Gestern. Das sage ich jedem Kunden. 95 aller Industrie-Lobbyisten sind zu spät dran. Je früher man sich positioniert, desto mehr Einfluss hat man. Man muss möglichst früh wissen: Was ist das Dossier? Wer arbeitet daran? Man braucht also ein gutes Beobachtungssystem. Das heißt: Leute treffen, mit ihnen reden, Vertrauen aufbauen, sich als Problemlöser anbieten.

Nach EU-Skandal um Kaili: Was Korruption von Lobbyismus unterscheidet

Die griechische Ex-EU-Vizeparlamentspräsidentin Eva Kaili unter Korruptionsverdacht. Sie ist in U-Haft.

Tabak-, Öl-, Chemie-Industrie: Man wirft ja Lobbyisten auch vor, fast so etwas wie „Söldner“ zu sein...

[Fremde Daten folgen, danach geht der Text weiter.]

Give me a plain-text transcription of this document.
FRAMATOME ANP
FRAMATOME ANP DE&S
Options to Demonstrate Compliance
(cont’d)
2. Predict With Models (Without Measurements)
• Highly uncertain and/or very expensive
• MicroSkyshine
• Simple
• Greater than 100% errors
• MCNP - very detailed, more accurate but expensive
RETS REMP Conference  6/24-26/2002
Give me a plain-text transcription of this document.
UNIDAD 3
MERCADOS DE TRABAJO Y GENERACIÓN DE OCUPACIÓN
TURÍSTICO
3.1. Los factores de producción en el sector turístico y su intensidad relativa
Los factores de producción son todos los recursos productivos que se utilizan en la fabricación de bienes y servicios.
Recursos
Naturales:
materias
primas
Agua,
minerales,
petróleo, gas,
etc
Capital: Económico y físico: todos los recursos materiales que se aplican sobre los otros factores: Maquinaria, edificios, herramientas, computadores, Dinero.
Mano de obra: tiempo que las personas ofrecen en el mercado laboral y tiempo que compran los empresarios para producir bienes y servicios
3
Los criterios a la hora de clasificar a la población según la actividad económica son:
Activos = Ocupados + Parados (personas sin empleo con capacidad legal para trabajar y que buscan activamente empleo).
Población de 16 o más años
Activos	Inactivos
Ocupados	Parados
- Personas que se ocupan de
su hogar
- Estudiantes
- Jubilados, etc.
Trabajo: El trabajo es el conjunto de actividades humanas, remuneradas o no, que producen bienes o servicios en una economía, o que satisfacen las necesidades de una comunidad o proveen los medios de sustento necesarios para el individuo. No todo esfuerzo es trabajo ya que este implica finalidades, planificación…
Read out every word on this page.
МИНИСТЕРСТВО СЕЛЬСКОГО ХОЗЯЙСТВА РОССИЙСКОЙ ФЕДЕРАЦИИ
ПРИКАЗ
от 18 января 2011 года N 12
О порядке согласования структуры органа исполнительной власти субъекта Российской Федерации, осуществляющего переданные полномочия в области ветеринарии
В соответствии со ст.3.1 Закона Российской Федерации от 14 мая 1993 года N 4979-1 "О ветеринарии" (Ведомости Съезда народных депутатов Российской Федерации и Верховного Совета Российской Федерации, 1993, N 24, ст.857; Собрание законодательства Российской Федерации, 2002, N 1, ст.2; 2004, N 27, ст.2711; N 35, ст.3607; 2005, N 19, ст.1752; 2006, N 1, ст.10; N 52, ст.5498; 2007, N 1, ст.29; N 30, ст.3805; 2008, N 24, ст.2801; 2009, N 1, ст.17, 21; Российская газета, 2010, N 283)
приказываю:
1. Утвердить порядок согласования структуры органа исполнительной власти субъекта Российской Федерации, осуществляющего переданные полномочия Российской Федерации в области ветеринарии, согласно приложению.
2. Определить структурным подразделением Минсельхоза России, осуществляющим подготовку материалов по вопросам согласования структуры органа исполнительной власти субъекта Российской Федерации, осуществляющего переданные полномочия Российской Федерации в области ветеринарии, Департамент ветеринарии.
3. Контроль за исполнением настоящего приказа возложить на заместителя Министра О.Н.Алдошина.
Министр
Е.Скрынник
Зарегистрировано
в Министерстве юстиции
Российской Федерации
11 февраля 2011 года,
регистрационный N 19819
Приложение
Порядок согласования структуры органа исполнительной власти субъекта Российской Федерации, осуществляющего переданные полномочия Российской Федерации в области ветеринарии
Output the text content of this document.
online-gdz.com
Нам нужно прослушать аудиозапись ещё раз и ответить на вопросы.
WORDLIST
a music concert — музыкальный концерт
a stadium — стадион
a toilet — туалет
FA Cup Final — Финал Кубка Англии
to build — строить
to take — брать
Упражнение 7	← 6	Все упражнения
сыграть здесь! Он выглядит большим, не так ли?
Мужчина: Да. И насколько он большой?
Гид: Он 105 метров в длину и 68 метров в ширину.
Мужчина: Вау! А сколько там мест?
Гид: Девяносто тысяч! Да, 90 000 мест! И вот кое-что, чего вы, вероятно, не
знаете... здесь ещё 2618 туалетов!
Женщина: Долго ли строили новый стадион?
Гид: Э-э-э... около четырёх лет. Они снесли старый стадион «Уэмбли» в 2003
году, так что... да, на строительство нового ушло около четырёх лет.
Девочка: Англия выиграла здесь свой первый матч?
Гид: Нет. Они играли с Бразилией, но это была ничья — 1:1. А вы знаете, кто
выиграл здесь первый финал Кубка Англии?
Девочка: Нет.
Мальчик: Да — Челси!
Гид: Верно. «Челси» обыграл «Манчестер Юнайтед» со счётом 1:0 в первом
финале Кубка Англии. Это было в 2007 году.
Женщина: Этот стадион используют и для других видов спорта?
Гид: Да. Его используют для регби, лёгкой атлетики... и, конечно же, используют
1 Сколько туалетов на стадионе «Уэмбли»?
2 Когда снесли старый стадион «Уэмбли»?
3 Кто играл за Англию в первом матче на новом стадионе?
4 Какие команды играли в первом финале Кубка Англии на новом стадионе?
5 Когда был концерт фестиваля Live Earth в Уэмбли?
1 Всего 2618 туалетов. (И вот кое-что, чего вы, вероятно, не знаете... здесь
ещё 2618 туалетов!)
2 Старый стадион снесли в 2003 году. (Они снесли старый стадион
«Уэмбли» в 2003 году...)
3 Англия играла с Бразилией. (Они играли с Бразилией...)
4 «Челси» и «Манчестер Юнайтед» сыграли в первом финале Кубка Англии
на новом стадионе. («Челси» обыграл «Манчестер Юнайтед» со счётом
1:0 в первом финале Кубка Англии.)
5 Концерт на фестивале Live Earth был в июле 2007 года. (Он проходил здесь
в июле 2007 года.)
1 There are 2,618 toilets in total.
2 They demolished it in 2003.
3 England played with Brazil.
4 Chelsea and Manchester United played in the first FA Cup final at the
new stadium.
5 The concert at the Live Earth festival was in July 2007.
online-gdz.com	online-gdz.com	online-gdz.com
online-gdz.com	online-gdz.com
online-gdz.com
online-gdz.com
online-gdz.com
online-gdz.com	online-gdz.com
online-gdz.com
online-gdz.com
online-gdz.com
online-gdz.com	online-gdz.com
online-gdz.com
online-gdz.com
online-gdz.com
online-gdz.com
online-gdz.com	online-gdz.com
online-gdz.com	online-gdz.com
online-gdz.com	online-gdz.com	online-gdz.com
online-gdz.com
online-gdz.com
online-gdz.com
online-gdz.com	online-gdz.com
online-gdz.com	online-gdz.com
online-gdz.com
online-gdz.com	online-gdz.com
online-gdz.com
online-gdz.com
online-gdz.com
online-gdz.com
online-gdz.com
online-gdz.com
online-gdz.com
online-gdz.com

In meiner Arbeit muss ich alle überzeugen, von den extrem linken bis zu den extrem rechten Parteien. Ich gehöre keiner Ideologie und keiner Partei an. Idealerweise sollte ich die Position meines Kunden teilen. Aber gegen meine persönliche Vision von Dingen agiere ich sowieso nicht.

Wo endet Lobbyismus und wo beginnt Korruption?

Es gibt eine Grauzone. Wir haben keine klare Regulierung, was explizit erlaubt ist und was nicht. Wenn wir etwa hohe EU-Beamte mehrmals in sehr teure Restaurants einladen würden, wäre das nicht Korruption, aber schon sehr nahe dran. Ich lade nie Personen zum Essen ins Restaurant ein. Und habe auch eine Mauer zwischen meinem Berufs- und meinem Privatleben aufgezogen. Ich hatte nie private Kontakte mit EU-Beamten, ich war nie mit ihnen golfen.

Nach dem Bestechungsskandal, in dem auch der frühere EU-ÖVP-Abgeordnete Ernst Strasser verwickelt war, hat die EU vor zehn Jahren ein Transparenzregister eingeführt ....

Ich halte dieses Register, wo an die 13.000 Strukturen angemeldet sind, noch immer für unzureichend. Denn wer da nicht drinnen steht, sind die Anwälte. Und die sind meine Konkurrenten, müssen sich aber nicht registrieren.

Was ist mit all den Freundschafsgruppen im EU-Parlament?

Das gehört auch zu den Grauzonen, die nicht klar geregelt sind.

Wer sind aus Ihrer Sicht die „schlimmsten“ Lobbygruppen in Brüssel?

Die Lobbyisten für 1. den Nuklear- , 2. den Fleisch- und 3. den Chemiesektor. Warum sind sie schlimm? Sie lösen keine Probleme, sie machen sie. Wenn man etwa für Glyphosat – ein Pestizid – lobbyiert, geht es nicht darum, zu sagen: Glyphosat ist eh sicher. Nein, man muss erklären: Was ergeben die Studien, wie sieht es in der Zukunft aus? Man muss pädagogisch vorgehen. Dasselbe gilt für Atomlobbyisten.